Good friendship must first begin with the self.
Take care of yourself. Be kind to yourself. Accept yourself for what you are. Then you have the strength to give the same to others. As you give friendship to yourself, knowing there is nothing in return (except a sense of peace), so you can give friendship to others in the same spirit.
Good friendship need not be given to a specific person. Friendship should be like an inner glow, felt by others around you. The glow radiates friendship. Others may feel the atmosphere, without a word needing to be spoken. In that sense, the Buddha spoke of universal friendship. This is pure goodwill, expecting no reward or praise. It is available, radiating from a friend, anytime, anywhere.
Good friendship transcends all barriers, whether racial, political, social or cultural. It neither judges nor condones, but gives sincere, measured praise where praise is due. The praise should never be overdone, for then that implies false friendship.
A good friendship should not intend to change to another person.
As you choose to be as you are, others have the right to choose to be as they wish also.

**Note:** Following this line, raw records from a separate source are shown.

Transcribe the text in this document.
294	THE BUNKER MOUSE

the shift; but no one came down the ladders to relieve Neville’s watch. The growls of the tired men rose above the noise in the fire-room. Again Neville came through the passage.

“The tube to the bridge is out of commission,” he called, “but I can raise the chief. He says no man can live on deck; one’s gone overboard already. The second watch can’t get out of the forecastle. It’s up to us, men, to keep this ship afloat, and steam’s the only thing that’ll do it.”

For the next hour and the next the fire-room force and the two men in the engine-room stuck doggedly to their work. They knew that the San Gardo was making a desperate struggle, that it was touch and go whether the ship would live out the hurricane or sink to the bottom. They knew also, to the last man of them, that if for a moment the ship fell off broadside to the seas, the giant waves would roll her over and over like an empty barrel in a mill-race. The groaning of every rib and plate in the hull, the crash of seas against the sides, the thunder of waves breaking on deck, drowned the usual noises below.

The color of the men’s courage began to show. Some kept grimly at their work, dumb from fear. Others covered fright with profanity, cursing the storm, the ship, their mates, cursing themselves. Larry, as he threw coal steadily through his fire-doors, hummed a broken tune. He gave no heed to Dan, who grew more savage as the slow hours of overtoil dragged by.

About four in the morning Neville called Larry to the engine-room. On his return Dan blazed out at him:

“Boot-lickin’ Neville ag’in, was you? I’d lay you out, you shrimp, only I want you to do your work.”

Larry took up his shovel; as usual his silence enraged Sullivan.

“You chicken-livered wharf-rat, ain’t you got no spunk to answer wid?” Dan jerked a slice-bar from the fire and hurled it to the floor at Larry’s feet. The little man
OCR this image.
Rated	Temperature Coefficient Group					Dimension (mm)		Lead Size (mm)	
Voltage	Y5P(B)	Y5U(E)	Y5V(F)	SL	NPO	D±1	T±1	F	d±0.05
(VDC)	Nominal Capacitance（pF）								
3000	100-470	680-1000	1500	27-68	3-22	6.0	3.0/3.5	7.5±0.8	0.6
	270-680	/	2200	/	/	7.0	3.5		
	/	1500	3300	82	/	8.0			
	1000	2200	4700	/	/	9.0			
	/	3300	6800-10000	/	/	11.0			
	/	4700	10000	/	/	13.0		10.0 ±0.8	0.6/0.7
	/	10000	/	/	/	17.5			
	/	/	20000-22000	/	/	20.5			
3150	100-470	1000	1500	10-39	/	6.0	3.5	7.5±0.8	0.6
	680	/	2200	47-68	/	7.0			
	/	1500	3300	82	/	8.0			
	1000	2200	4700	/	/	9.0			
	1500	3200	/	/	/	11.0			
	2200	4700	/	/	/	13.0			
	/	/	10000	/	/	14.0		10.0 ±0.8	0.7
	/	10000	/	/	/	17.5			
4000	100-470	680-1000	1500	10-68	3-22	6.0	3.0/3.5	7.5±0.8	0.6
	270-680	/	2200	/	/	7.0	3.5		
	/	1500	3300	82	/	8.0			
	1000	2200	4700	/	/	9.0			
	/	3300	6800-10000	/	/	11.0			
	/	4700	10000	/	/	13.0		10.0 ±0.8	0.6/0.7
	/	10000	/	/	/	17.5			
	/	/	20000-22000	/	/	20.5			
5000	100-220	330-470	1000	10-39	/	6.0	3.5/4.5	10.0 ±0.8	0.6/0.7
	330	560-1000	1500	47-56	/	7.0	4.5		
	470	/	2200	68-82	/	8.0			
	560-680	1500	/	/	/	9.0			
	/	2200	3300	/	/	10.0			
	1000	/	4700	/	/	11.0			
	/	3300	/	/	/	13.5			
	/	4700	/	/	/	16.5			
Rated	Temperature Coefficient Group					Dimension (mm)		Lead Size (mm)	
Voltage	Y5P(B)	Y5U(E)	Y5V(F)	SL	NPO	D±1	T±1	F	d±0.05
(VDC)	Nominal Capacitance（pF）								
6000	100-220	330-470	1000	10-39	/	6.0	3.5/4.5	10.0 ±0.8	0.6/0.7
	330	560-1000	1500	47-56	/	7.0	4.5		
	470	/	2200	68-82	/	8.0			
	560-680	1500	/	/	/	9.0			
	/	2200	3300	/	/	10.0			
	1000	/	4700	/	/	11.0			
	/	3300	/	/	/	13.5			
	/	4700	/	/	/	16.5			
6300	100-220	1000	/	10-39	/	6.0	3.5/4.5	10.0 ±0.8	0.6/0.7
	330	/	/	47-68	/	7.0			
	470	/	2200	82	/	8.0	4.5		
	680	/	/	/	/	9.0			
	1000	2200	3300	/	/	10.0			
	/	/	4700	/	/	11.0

Good friendship, however, can be the antidote to ill will. Offer friendship to those who are angry, distressed or suffering. But keep their pain detached from you. Keep friendship in focus.
Bad friendship is based on evil, meanness, cruelty or jealousy. To be involved in such a friendship is to be influenced by the negative essence of this friendship. It should be avoided at all costs.
One special kind of friendship is spiritual friendship.
In Western terms, this is a little like a platonic relationship, with some emphasis on respectful distancing between parties involved. In this instance, only the spiritual mentor is called the friend. This is the Buddhist way of giving respect to the wisdom of the elders.
“Metta” is really one of 4 arms of Buddhist love. Just as mind and body are not separate entities for a Buddhist, so “Metta” cannot be compartmentalized away from the other 3 elements of love. They include:
* “Karuna”- This element means compassion or empathy.
* “Upeksha” This element recognizes that we are all equal.
* “Mudita” This element represents spiritual joy, including sharing in others’ joy.
“Metta” is the first arm in this grouping, implying that the other 3 elements are descriptive fragments of “Metta”.
Good friendship, then, for the Buddhist, embodies unconditional love. This form of love is offered to all living things, including animals and plants. It generates and accumulates good karma. “Metta” is not a relationship with a specific person. It is a self-cultivated attitude to all forms of life. Good friendship simply offers kindness and respect.